Para enfrentar esse cenário, a RSF propõe seis estratégias fundamentais, incluindo a diversificação de modelos de financiamento, o investimento massivo em educação midiática e o fortalecimento de redes de cooperação entre veículos e universidades. O relatório alerta que a falta de clareza entre opinião e notícia, em um ambiente de forte polarização política, tem levado o público a consumir apenas informações que confirmem suas próprias convicções.
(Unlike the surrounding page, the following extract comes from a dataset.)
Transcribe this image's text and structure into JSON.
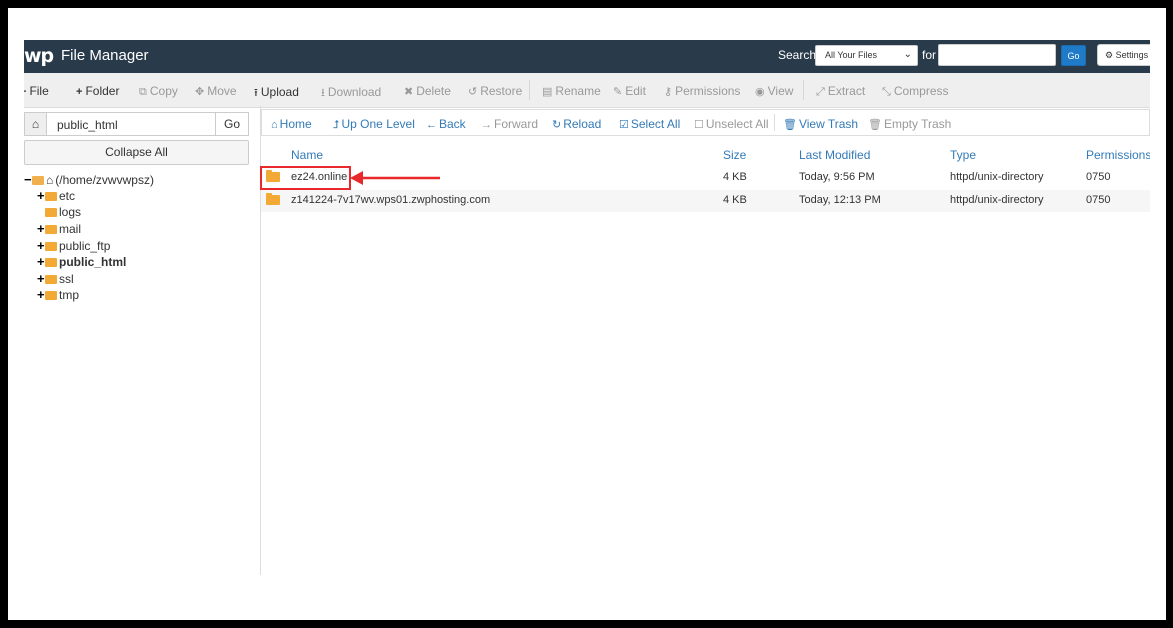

Segundo Artur Romeu, diretor do escritório da RSF para a América Latina, o método jornalístico é o cerne da qualidade democrática, sendo essencial para uma apreensão real dos fatos no debate público.
Especialistas que integraram o comitê consultivo, como Sérgio Lüdtke, do Projeto Comprova, e Samira de Castro, presidente da Federação Nacional dos Jornalistas, apontam que a dependência das grandes empresas multinacionais de tecnologia gera uma opacidade algorítmica perigosa. O jornalismo tornou-se “refém” dessas regras, resultando em redações mais enxutas e na precarização do trabalho. O relatório também cita ameaças como a substituição de repórteres por influenciadores e a perseguição a profissionais, especialmente mulheres, além da existência de “desertos de notícia” em diversas cidades brasileiras onde não há veículos locais em operação.
Como solução, o documento defende uma atuação mais incisiva do Estado como regulador das plataformas digitais e propulsor da atividade jornalística. Uma das recomendações é a criação de “selos de integridade” para identificar notícias que passaram por processos rigorosos de apuração e checagem. O texto destaca ainda o papel estratégico da Agência Brasil e das agências estaduais como centrais de curadoria que garantem o acesso gratuito a fatos verificados. Ao final, a RSF enfatiza que a luta por um jornalismo livre não é apenas uma pauta da categoria, mas um direito de todo cidadão a ter acesso à informação independente e de confiança.